SpaceX s’apprête à réaliser la plus importante entrée en Bourse (IPO) de l’Histoire. L’opération doit même propulser Elon Musk vers le statut de premier billionnaire de l’humanité, et doit surtout consolider son empire tentaculaire sur l’écosystème technologique et spatial.
Mais cette IPO va aussi intervenir alors que ses prises de position publiques sont toujours plus clivantes. Au point que SpaceX elle-même a jugé nécessaire d’évoquer ce risque dans ses documents officiels : les « actions et déclarations de Mr Musk », qui « reçoivent fréquemment une immense attention médiatique », figurent comme un facteur de risque dans le dossier d’introduction en Bourse de SpaceX. Et on comprend pourquoi.

Des émeutes qui visent des populations immigrées
Comme à son habitude, l’entrepreneur n’a pas tardé à réagir à un événement qui s’est produit en Europe, et plus précisément à Belfast en Irlande du Nord, où une attaque au couteau est survenue le 8 juin dernier. Des vidéos de l’agression ont rapidement fait le tour de la toile, et on a ensuite appris que le suspect est un réfugié soudanais résidant légalement au Royaume-Uni.
De quoi basculer la ville dans la violence : des émeutiers ont incendié véhicules et habitations, ciblant en priorité les quartiers à forte population immigrée. Sur X, Elon Musk a partagé une liste de lieux de rassemblement pour les manifestations, encourageant les participants à se mobiliser « de façon répétée et bruyante ».
Il a également affiché son soutien à Restore Britain, parti d’extrême droite prônant des expulsions massives de migrants, et relayé les propos de son leader Rupert Lowe, qui appelle à faire partir « un nombre considérable de personnes » du pays. « C’est la voie à suivre », selon le milliardaire.
Keir Starmer, Premier ministre du Royaume-Uni, a condamné les violences et pointé du doigt le rôle des réseaux sociaux. De son côté, l’Ofcom, le régulateur britannique du numérique, rappelle aux plateformes leurs obligations légales, évoquant des incidents à caractère raciste et des incendies criminels.
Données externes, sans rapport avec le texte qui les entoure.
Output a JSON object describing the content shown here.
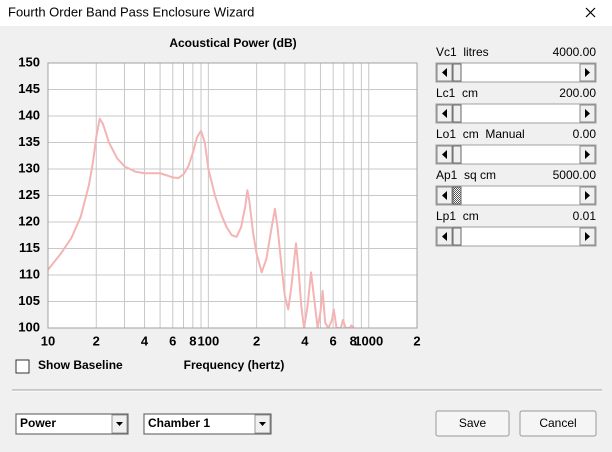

Musk, lui, rejette toute responsabilité, et estime que ce sont les violences elles-mêmes, et non les réseaux sociaux, qui provoquent la colère.
Residents had to be evacuated from their homes in east Belfast following fires.
Northern Ireland Fire and Rescue Service officers attended the scene at Lendrick Street on Tuesday night.
Live updates: https://t.co/e5sXQxSNZE
📸: PA pic.twitter.com/oI2ZWwEJrz
— The Irish News (@irish_news) June 9, 2026
Ce n’est pas nouveau…
Ce n’est pas une première. Elon Musk a déjà été critiqué pour ses propos à connotation antisémite, et pour avoir relayé des théories suprémacistes blanches sur sa plateforme. L’an dernier, il était déjà intervenu, à distance, lors d’un rassemblement d’extrême droite à Londres, appelant à un changement radical de gouvernement au Royaume-Uni. Même son de cloche en Allemagne. D’ailleurs, ses agissements ont joué dans la baisse drastique des ventes de Tesla sur le Vieux Continent.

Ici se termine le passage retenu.